Mi llegada a Vigo ya estuvo precedida de acontecimientos, si no extraños, si fuera de lo normal. Iba invitada por una colega, escritora de la tierra, para presentar mi última novela. Ya tenía habitación.
Destino incierto
El viaje, largo, en tren, prometía ser simplemente tedioso, hasta que, por megafonía, alguien empezó a lanzar a los viajeros mensajes disparatados. “Buenos días, señores, el tren lleva cuarenta minutos de retraso, es decir, llegará a Vigo con cuarenta minutos, más o menos, de retraso” “Hola, señoras y señores, rectificamos: este tren va a Alicante”. “Muy buenas noches: un error, este tren no va a Alicante, sino a Vigo”. “Perdonen, señores viajeros, pero la tripulación debe ponerse inmediatamente en contacto con la cabina de conducción, vía telefónica”.

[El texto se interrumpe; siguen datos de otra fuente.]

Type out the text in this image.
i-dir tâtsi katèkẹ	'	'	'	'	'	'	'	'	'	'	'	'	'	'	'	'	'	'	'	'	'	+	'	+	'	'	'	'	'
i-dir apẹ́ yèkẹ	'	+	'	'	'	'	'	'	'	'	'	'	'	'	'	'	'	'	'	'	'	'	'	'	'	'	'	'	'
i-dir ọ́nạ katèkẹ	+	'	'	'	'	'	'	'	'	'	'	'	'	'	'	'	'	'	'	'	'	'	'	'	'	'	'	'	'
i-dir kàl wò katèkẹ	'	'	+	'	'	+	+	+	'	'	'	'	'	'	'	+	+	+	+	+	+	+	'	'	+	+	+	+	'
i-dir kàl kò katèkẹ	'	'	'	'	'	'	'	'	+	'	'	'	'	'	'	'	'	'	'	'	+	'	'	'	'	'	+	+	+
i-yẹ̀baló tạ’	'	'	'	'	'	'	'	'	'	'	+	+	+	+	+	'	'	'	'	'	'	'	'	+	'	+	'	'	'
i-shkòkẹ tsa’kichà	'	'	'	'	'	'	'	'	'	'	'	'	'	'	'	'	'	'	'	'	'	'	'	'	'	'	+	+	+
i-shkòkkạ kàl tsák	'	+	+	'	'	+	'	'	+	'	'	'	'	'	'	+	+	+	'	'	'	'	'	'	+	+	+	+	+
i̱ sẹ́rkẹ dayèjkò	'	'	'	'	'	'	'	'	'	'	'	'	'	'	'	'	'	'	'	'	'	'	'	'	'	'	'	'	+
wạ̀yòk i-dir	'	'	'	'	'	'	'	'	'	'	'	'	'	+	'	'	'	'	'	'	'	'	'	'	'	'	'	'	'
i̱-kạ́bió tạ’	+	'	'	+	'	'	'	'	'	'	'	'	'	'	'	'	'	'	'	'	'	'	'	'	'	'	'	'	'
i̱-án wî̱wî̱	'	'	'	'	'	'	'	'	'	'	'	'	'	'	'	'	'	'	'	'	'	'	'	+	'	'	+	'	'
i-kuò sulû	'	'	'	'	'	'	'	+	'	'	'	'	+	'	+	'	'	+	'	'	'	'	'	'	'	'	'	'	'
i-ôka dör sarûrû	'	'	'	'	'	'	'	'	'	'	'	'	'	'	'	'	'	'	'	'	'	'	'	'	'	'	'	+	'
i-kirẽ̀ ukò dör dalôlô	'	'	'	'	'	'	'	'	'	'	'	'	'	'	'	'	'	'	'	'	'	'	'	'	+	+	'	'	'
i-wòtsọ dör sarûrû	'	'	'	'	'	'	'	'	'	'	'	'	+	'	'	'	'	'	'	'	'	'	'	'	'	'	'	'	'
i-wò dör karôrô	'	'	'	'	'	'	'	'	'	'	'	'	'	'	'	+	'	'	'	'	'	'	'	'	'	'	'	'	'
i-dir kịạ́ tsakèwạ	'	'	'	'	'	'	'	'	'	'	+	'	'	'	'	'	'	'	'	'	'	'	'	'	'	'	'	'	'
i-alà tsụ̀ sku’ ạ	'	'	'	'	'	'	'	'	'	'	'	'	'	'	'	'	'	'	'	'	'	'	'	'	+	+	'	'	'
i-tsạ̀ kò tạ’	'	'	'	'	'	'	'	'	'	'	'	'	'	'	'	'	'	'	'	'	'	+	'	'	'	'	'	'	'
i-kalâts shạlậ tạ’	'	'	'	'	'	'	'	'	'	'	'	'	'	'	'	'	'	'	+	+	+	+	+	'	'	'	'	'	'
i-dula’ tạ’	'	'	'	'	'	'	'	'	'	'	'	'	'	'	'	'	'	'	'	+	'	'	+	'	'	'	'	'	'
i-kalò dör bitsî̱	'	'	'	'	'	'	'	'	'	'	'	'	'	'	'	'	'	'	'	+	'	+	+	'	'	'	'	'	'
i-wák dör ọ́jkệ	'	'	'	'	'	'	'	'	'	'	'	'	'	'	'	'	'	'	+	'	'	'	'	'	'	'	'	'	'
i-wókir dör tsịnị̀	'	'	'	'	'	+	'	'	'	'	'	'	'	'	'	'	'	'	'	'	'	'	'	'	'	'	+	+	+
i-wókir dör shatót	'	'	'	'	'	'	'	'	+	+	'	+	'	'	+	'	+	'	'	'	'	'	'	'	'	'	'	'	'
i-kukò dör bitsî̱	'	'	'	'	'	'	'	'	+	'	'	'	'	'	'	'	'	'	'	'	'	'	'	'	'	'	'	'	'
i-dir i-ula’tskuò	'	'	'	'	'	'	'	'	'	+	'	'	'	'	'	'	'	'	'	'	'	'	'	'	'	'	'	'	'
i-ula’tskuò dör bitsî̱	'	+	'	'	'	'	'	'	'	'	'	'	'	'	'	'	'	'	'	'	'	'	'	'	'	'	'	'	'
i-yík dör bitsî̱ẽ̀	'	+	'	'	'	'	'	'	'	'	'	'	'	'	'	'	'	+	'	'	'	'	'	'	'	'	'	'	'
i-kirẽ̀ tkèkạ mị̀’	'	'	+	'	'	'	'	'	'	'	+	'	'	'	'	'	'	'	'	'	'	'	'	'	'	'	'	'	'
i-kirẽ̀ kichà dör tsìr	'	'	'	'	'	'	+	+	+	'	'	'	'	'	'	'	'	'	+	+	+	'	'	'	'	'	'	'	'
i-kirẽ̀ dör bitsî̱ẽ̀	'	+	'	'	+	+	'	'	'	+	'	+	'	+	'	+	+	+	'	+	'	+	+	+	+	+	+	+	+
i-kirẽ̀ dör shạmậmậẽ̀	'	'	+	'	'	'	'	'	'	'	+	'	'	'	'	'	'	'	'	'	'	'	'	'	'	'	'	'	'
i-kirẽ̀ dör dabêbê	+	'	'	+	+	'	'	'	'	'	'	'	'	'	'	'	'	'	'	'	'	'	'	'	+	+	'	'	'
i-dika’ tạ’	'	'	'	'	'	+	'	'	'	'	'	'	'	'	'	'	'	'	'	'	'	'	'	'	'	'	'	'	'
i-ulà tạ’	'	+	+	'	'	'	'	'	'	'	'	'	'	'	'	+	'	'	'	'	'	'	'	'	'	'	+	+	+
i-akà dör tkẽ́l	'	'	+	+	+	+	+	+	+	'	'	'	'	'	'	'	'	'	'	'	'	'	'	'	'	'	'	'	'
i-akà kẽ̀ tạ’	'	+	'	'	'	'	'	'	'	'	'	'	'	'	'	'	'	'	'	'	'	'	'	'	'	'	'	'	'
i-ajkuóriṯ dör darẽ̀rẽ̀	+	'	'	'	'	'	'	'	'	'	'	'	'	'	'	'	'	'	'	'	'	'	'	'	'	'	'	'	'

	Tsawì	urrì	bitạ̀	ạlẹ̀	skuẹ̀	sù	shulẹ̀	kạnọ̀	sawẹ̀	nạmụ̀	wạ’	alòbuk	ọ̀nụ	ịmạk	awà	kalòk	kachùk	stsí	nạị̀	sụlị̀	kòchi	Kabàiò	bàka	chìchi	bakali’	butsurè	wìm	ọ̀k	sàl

Este último mensaje, mientras el tren detenía lentamente su marcha en mitad de la verde y frondosa nada, provocó también la parada respiratoria momentánea de todos nosotros, los sufridos pasajeros (yo llegué a pensar que se había colado un terrorista en el tren, y que el conductor hablaba en clave, o que un extraterrestre se estaba haciendo pasar por él para abducir en bloque a 15 vagones de humanos). Detecté algunas miradas, pero allí nadie decía nada, aunque todos tenían esa expresión que precede a las catástrofes.
En fin, todo terminó bien. Llegué a la ciudad sana y salva, aunque exhausta y acojonada, a las once de la noche. Cogí un taxi y pedí al taciturno taxista que me llevara al hotel que había reservado. El hotel en cuestión era antiguo, céntrico y barato, tres cualidades que siempre he valorado, o quizá sobrevalorado. Me recibió un recepcionista negro, con un marcado acento gallego, muy amable, que en cuanto entré por la puerta con mi pequeña maleta, me dio la bienvenida llamándome por mi nombre de pila, algo que en aquellos momentos agradecí de corazón, para qué vamos a negarlo.

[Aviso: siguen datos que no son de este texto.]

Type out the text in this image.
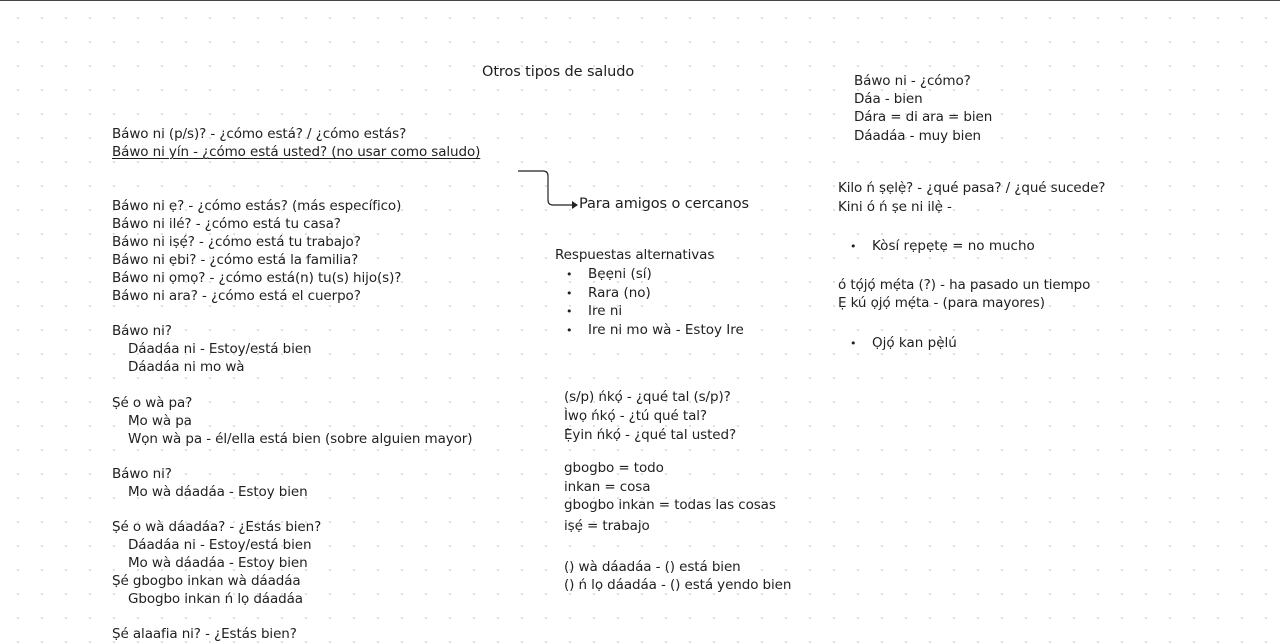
Otros tipos de saludo
Báwo ni (p/s)? - ¿cómo está? / ¿cómo estás?
Báwo ni yín - ¿cómo está usted? (no usar como saludo)
Báwo ni ẹ? - ¿cómo estás? (más específico)
Báwo ni ilé? - ¿cómo está tu casa?
Báwo ni iṣẹ́? - ¿cómo está tu trabajo?
Báwo ni ẹbi? - ¿cómo está la familia?
Báwo ni ọmọ? - ¿cómo está(n) tu(s) hijo(s)?
Báwo ni ara? - ¿cómo está el cuerpo?
Báwo ni?
Dáadáa ni - Estoy/está bien
Dáadáa ni mo wà
Ṣé o wà pa?
Mo wà pa
Wọn wà pa - él/ella está bien (sobre alguien mayor)
Báwo ni?
Mo wà dáadáa - Estoy bien
Ṣé o wà dáadáa? - ¿Estás bien?
Dáadáa ni - Estoy/está bien
Mo wà dáadáa - Estoy bien
Ṣé gbogbo inkan wà dáadáa
Gbogbo inkan ń lọ dáadáa
Ṣé alaafia ni? - ¿Estás bien?
Para amigos o cercanos
Respuestas alternativas
• Bẹẹni (sí)
• Rara (no)
• Ire ni
• Ire ni mo wà - Estoy Ire
(s/p) ńkọ́ - ¿qué tal (s/p)?
Ìwọ ńkọ́ - ¿tú qué tal?
Ẹ̀yin ńkọ́ - ¿qué tal usted?
gbogbo = todo
inkan = cosa
gbogbo inkan = todas las cosas
iṣẹ́ = trabajo
() wà dáadáa - () está bien
() ń lọ dáadáa - () está yendo bien
Báwo ni - ¿cómo?
Dáa - bien
Dára = di ara = bien
Dáadáa - muy bien
Kilo ń ṣẹlẹ̀? - ¿qué pasa? / ¿qué sucede?
Kini ó ń ṣe ni ilẹ̀ -
• Kòsí rẹpẹtẹ = no mucho
ó tọ́jọ́ mẹ́ta (?) - ha pasado un tiempo
Ẹ kú ọjọ́ mẹ́ta - (para mayores)
• Ọjọ́ kan pẹ̀lú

No había ascensor, aquello parecía, en realidad, una mansión antiquísima reconvertida en hotel, que hubiera podido resultar muy señorial de no ser porque se había reformado y decorado con un gusto tan deplorable que parecía la casa de los horrores. Subí tras el recepcionista hasta el primer piso. Cada rincón, cada recoveco del larguísimo pasillo exhibía algo feo: un taquillón lacado en blanco, años setenta; una lámpara de pie con larguísimos flecos en la pantalla; dos sillones mal tapizados en cretona floreada; alfombras a trozos pegados con velcro…
Lista la habitación
Y allí, frente a mi habitación, la 103, el hombre depositó la maleta en el suelo, me dio las buenas noches y me entregó una llave tan grande que pensé que me podría muy bien servir como arma defensiva si entraba un asesino en la habitación -aquello era capaz, bien empleado, de abrir una cabeza de un solo golpe-. Abrí. Ante mis ojos, un espectáculo siniestro que me niego a describir a fondo. Sólo diré que estaba limpio; que había tres camas turcas, cada una con una colcha de estampado diferente; un baño minúsculo y, a la izquierda de la puerta de entrada, un armario.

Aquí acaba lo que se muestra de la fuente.